After much lobbying from health services, the federal government announced a headspace centre - run by the National Youth Mental Health Foundation - would open in Dandenong in 2013.
The Dandenong centre is expected to include early intervention services for 12-25 year olds covering drug and alcohol problems, sexual and mental health, and vocational support.
Service providers have been invited to lodge expressions of interest.
Mental Health Minister Mark Butler told the Weekly the idea was to encourage youngsters to get help early in life. "If you're going to have a mental illness in your life - and one-in-three of us will - then there's a
two-in-three chance it will emerge before you're 21and a three-in-four chance before 25."
Early surveys of the existing 30 centres in Australia
showed more than 95per cent of patients were satisfied with their treatment and would return.
Mt Butler said high school students he talked to in Ringwood had mental health, drug and sexual health problems were wound up in one. This meant an integrated service was needed.
He said the government was working to a 10-year plan to improve the mental health system for all age groups, though it requires state governments "to come on board". He said helping young people now would take the pressure of mental health services in the future.
He was confident the Dandenong centre would attract psychiatrists and clinical psychologists into the region, which had a catchment of 125,000 young people.
Shirley Cormick said such an early-intervention would have made a big difference for her daughter Suzanne, who she alleged suffered in south-east mental hospitals 29 years ago.
Suzanne, then 17, had mild mental illness symptoms.

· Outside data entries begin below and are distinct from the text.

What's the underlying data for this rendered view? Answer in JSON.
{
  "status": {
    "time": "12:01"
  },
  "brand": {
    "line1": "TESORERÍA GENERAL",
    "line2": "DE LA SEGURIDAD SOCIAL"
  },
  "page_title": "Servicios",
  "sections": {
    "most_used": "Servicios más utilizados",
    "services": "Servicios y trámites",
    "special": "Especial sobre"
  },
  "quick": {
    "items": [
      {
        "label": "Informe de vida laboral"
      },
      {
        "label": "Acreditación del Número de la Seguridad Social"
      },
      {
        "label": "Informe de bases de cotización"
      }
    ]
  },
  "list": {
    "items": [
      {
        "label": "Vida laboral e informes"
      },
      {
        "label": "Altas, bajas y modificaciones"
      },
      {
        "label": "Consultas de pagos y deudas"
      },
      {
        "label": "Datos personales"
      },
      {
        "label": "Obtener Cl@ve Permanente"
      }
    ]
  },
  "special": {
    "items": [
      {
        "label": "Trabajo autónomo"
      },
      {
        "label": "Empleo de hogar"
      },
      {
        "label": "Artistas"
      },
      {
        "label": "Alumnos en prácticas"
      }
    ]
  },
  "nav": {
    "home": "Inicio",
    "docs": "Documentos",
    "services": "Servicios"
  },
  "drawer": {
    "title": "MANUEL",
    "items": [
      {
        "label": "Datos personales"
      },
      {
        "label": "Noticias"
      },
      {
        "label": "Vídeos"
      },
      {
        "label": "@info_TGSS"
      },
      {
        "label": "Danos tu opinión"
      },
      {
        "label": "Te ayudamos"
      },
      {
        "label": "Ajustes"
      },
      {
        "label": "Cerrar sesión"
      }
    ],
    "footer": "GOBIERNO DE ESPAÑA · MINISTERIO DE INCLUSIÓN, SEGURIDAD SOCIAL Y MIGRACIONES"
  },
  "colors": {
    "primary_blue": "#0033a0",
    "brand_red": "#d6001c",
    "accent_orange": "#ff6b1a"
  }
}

She was diagnosed with schizophrenia and was petrified when she was immediately admitted into Dandenong Hospital's psychiatry ward.
Two years later she escaped from the hospital and jumped from Dandenong Myer's roof, suffering permanent brain damage.
Ms Cormick said her daughter's life was wrecked.
Nevertheless, Ms Cormick hopes there will be better treatment for young people in the future.
"The headspace idea is great news. It will make a big difference."
Ermha chief executive Peter Waters, whose organisation had lobbied for a south-eastern headspace, said the move was significant and over-due.
Ermha helps people in the south-eastern suburbs who have a severe mental illness
La Trobe Labor MP Laura Smyth said there was an increasing need for mental health services in the south-eastern growth corridor.